By Wheel, they are referring to a wheel of cheese. There was not a true wheel of cheese in the establishment, though, nor a loaf of any kind. Most folks have lamb, at the waiter's recommendation. With the exception of Nels, who had an omelet with a side of olives. The waiter had offered lamb, but Nels had given a look of reproach. Well, this was not the waiter's business at all. On my part, I don't think Nels really understands what waiters do.

We drove up to my mother's around dusk, having spent four and half hours stopping at various spots for Nels to take pictures. Many of the fences and trees along the way looked much like my mother's fences and trees. In fact, hers were assuredly more stark and vivid, what with the mountain sweeping it all up and over the house, whose shutters puffed out like the real wind was inside the house. Like the mountain also concealed the great lungs of the little house.

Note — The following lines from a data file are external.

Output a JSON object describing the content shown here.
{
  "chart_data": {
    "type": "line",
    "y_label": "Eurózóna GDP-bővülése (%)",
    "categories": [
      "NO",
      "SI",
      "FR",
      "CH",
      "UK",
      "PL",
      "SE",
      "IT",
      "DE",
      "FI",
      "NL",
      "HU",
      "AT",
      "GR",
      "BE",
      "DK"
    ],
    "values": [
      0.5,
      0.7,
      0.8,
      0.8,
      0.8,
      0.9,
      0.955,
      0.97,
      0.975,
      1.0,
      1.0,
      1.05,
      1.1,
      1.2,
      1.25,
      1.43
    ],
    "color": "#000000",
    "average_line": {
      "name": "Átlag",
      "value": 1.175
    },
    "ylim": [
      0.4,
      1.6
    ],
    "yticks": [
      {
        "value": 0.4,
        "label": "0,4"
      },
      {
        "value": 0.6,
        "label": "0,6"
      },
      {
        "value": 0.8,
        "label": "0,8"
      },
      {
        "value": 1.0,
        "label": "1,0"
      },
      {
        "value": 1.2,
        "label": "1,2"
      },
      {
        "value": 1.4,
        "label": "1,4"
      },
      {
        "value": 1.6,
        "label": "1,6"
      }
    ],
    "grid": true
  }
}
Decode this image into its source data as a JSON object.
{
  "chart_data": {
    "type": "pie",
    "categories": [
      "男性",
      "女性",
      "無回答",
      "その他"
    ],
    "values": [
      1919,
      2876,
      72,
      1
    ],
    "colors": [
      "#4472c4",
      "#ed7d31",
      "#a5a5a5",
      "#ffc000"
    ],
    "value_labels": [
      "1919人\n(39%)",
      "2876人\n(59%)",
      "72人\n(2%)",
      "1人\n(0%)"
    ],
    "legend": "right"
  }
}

We walked up to the house arguing about where Nels would sleep should we fall prey to a sudden flood (my mother being in close proximity to a river which joined the sea) and Nels being afraid of the upstairs room, its ancient bathtub and the fact that none of the light fixtures had nice glass encasings, but appreciating the elevation it would give from the rising waters. I was glad to see him argue so naturally, he rarely sports any kind of assertiveness, and I rebuffed him with points about proximity to the scuba gear and offered the tertiary solution of a cot, then oblidged to let him work the remaining conversation out himself, while I sat with mother in her knitting room and talked about the disappearance of Aliss and how I felt that it was time to really strike out after her on our own.